There have also been further (anonymous) claims that the Second Unit production team had damaged tiles at the Bazaar, rumours that have already been strongly denied by a member of the Grand Bazaar Artisans Association, who said the tiles had already been damaged in the last restoration in 1983.
Wilson opened his remarks at the press conference by expressing his great happiness to be in Turkey, and also said he would like to thank the Turkish Ministry of Culture for all the invaluable support they have provided. He said EON have filmed in a number of countries in the past and have always left a good impression, and he wanted to reassure Turkish people that the rumours about serious damage to buildings, roofs and tiles were completely unfounded.

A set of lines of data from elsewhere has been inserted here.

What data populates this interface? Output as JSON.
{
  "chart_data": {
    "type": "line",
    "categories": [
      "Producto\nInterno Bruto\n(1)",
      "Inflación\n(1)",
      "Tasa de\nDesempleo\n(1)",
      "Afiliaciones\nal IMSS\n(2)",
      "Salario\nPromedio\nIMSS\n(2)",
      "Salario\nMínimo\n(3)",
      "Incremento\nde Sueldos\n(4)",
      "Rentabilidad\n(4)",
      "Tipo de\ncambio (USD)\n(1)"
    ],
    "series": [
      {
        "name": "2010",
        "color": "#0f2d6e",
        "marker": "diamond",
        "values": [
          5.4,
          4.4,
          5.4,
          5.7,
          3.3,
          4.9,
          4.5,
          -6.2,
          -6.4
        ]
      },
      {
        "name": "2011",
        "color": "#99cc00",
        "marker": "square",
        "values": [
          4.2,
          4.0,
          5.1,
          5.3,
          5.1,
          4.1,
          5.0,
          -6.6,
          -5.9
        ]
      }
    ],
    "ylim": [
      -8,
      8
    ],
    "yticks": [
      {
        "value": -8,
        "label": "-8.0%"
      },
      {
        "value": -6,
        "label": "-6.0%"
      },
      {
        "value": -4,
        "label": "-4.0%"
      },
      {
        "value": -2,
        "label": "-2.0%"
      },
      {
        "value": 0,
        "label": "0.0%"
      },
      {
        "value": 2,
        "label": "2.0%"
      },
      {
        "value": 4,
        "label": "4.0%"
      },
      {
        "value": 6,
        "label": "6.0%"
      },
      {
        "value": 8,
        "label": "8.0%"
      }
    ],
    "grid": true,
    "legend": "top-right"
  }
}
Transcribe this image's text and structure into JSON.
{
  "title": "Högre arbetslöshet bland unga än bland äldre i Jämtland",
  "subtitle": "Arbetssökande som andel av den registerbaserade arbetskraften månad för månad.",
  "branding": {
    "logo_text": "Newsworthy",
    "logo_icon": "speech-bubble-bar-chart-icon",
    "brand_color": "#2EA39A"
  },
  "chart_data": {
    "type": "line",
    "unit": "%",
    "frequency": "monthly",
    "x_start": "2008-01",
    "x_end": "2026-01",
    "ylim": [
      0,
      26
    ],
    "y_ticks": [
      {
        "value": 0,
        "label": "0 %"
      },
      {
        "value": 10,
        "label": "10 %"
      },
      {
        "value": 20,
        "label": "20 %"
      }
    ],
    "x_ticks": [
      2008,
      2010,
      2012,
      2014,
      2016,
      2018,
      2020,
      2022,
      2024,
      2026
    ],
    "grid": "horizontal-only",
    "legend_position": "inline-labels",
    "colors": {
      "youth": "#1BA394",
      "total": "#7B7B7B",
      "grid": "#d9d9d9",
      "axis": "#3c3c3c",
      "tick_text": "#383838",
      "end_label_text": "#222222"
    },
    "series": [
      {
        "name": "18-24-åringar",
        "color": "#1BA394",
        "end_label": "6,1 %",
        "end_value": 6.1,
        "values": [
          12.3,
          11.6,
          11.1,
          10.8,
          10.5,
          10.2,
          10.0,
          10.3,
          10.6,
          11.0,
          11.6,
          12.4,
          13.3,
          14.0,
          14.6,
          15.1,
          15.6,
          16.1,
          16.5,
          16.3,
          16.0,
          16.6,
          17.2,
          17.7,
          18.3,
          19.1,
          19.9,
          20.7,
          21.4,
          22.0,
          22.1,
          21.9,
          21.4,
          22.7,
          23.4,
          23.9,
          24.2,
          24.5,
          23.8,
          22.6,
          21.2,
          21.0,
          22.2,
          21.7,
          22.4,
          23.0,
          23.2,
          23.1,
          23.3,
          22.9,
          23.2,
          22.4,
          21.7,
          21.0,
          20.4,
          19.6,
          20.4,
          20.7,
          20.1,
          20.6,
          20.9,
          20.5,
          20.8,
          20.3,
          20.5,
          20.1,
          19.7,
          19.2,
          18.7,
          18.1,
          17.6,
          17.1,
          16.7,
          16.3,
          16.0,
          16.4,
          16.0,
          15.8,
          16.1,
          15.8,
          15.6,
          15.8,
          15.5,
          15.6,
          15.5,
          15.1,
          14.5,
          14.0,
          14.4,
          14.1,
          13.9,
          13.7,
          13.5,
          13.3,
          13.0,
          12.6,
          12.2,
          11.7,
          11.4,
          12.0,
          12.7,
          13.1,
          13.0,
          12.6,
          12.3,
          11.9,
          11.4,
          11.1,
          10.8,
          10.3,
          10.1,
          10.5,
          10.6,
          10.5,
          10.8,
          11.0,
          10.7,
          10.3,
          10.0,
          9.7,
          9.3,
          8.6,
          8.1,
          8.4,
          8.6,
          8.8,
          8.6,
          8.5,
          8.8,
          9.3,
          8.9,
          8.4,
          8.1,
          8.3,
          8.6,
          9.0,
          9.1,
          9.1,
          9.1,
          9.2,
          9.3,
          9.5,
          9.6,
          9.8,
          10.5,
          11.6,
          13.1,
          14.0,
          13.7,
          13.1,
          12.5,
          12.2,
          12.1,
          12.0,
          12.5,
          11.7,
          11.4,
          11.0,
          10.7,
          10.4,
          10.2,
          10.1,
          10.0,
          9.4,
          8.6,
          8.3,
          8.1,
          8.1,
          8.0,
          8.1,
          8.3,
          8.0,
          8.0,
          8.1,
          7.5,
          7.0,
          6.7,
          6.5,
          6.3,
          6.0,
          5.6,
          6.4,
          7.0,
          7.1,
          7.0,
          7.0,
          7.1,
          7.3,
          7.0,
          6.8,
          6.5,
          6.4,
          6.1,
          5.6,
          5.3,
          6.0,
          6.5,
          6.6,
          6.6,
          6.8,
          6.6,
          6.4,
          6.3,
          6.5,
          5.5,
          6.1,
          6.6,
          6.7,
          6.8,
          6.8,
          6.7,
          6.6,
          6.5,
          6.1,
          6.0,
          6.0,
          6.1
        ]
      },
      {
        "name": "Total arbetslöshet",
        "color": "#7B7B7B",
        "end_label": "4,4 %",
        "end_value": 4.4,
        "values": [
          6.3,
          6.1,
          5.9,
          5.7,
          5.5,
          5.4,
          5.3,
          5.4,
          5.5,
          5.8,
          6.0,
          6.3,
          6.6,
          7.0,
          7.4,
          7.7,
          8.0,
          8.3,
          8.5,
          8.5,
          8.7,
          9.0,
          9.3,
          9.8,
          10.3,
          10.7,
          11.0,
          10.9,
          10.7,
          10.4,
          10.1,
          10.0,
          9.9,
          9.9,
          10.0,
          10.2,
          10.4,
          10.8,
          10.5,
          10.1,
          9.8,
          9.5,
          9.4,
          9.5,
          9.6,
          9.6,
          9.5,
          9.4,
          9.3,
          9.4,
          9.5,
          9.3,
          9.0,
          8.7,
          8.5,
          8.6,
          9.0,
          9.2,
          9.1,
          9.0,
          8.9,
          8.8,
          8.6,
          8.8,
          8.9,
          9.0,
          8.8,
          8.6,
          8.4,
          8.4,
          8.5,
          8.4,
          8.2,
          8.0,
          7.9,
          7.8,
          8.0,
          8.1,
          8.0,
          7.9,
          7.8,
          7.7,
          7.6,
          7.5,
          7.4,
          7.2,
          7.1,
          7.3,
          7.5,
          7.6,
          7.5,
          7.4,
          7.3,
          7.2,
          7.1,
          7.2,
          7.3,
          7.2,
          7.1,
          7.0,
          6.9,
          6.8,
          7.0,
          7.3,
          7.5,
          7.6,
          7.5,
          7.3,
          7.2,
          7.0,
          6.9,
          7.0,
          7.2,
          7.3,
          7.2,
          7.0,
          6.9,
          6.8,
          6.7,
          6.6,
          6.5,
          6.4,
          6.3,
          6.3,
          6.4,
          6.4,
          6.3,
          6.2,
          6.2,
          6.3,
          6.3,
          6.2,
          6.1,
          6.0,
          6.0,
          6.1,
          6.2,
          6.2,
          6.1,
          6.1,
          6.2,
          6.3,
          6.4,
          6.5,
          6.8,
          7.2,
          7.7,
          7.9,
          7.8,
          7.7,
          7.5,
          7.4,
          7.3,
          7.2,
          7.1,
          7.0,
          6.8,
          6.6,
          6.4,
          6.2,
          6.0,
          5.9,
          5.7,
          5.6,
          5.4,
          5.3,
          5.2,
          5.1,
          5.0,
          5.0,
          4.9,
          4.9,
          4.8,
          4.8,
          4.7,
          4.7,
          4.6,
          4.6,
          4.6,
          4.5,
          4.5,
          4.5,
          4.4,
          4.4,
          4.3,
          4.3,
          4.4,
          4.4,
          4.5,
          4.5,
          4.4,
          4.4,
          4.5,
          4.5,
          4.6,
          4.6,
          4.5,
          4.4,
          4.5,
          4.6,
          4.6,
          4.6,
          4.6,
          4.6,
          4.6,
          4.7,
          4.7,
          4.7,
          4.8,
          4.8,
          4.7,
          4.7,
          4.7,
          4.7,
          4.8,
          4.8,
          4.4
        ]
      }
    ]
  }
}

Wilson emphasised during the conference that, despite media claims that rooftops in the Grand Bazaar area had been damaged, the film-makers were actually creating ‘an illusion’, which is part of the film-making process, and the ‘damage’ was not real. The roofs and tiles there had appeared to be damaged, but were not really. The film team’s special FX people had been extremely careful. They had removed tiles across a 100 square metre area for the shooting, and replaced them temporarily with special plastic ones brought into the country from Britain. The temporary plastic tiles were also supported with special silicone materials so that there was no damage to the roof area.
The main cast and crew of ‘Skyfall’, including Daniel Craig and director Sam Mendes, are due to arrive in Turkey on April 22, and it is thought the filming for the movie will continue until May 6.